17 September marks World Patient Safety Day, a day organised by the World Health Organization to put focus on the fundamental principle of medicine – first, do no harm. On this day, in midst of the coronavirus pandemic, let’s take a look at why plastics are essential to the safety of patients and health workers:
Historically, one of the most formidable challenges in healthcare has been to keep diseases from spreading. Prior to the middle of the 20th century, medical devices were made of metal, ceramics or glass and intended for multi-use. With the introduction of single-use, plastics-based devices at a large scale in the 1960s it was suddenly possible to eliminate most of the dangerous cross-contamination between patients and also make hospitals safer environments for those working there.
However, disposable does not mean unrecyclable. The majority of single-use medical devices such as oxygen masks, medical tubing and blood bags are made from PVC, a safe, versatile and affordable material that can be easily recycled. In several parts of the world, hospitals safely collect PVC-based medical devices and recycle them into useful products.
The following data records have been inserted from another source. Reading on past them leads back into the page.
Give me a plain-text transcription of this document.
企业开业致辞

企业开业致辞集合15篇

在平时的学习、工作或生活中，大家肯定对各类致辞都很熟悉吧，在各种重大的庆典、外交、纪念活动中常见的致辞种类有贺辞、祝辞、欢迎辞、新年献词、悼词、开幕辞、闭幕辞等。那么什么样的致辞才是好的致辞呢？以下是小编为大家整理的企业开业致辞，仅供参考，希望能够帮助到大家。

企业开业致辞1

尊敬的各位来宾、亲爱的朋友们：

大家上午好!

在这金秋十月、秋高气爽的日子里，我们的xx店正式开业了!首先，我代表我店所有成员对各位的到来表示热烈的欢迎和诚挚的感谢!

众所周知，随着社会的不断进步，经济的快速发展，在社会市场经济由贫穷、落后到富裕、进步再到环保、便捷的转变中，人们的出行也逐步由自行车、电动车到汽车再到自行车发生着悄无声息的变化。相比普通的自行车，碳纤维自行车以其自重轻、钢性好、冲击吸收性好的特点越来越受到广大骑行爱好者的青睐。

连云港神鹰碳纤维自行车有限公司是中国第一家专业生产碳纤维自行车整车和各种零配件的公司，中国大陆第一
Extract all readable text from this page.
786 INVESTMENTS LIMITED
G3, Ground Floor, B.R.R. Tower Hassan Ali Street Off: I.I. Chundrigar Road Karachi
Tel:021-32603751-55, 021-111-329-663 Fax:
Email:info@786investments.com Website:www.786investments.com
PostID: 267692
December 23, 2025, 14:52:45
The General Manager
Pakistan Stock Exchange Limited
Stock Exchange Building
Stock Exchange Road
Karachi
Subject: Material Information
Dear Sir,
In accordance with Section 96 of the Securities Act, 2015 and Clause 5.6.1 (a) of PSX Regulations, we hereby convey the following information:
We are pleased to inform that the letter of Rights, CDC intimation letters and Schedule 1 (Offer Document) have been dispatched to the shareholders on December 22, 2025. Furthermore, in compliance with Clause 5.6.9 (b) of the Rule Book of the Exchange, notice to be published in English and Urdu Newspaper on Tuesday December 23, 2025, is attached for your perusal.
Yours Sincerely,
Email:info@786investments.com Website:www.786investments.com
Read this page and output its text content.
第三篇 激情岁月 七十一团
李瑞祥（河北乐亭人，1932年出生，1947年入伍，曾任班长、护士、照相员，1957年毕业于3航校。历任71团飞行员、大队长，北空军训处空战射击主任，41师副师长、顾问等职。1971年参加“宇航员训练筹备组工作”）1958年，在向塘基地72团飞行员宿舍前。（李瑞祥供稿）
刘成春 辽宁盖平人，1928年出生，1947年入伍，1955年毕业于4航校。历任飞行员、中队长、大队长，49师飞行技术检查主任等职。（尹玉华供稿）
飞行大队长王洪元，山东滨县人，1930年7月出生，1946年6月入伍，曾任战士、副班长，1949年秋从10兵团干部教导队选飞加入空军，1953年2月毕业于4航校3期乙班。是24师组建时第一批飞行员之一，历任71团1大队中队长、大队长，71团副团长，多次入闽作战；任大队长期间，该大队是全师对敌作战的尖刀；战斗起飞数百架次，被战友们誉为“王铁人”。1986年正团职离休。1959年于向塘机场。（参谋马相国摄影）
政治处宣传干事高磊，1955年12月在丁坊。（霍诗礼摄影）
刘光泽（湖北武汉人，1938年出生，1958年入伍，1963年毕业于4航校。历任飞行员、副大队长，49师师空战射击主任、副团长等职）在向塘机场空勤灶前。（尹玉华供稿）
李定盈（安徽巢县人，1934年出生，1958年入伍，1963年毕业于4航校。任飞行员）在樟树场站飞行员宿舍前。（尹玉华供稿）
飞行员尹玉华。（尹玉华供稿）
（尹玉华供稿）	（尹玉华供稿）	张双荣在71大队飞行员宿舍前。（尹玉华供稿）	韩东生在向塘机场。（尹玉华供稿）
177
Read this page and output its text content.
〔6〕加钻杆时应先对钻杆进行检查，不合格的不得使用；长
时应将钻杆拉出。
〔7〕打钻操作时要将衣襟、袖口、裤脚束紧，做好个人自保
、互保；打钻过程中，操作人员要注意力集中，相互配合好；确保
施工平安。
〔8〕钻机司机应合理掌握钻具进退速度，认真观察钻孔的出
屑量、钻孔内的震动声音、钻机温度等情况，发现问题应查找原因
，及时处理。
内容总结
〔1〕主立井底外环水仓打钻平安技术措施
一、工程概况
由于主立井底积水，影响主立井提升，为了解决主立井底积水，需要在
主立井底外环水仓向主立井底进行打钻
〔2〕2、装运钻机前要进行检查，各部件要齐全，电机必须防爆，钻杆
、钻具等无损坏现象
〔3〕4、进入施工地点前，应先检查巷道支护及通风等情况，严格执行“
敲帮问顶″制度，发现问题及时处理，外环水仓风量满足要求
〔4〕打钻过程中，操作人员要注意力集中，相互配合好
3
In the past, containers for medicines, blood and other fluids were made of glass. When robust plastic-based containers were introduced in the 1950s, it meant a great leap for patient safety, as well as the safety of healthcare workers. The first time plastic showed its worth was during the Korean War when PVC blood bags that could withstand being dropped from the air saved thousands of soldiers’ lives. Today, the robust blood bags continue to save lives. In Rwanda, for instance, drones deliver blood in PVC blood bags to remote parts of the country.
Good hygiene is imperative to any hospital environment. The European Centre for Disease Prevention and Control states that infections occurring in clinical environments represent a serious threat to public health. Each year more than 4 million patients in the EU contract infections from hospital exposures and 37,000 unnecessary deaths result due to such infections. Vinyl flooring, ceiling and wall coverings are widespread in hospitals and help to create safe environments, thanks to the polymer’s unique hygienic properties.
Due to plastics’ extreme versatility, designers have endless options to create life-saving medical products for diagnostics, treatment and care. From the ever growing array of disposable medical devices over the personal protection equipment that have become essential during the coronavirus pandemic to hygienic hospital interiors, plastics are the basis. At the same time, plastics are key to the high-tech computer-based equipment that have come to play a more and more important role in healthcare.
Cost is a barrier to safe, quality healthcare. As plastics in general, and PVC in particular, are affordable and extremely versatile, their introduction in healthcare in the 1960s played a huge role in allowing more and more people around the world access to safe healthcare. With rising global populations and growing demand for quality healthcare, cost-efficiency will only become more important in the coming decades.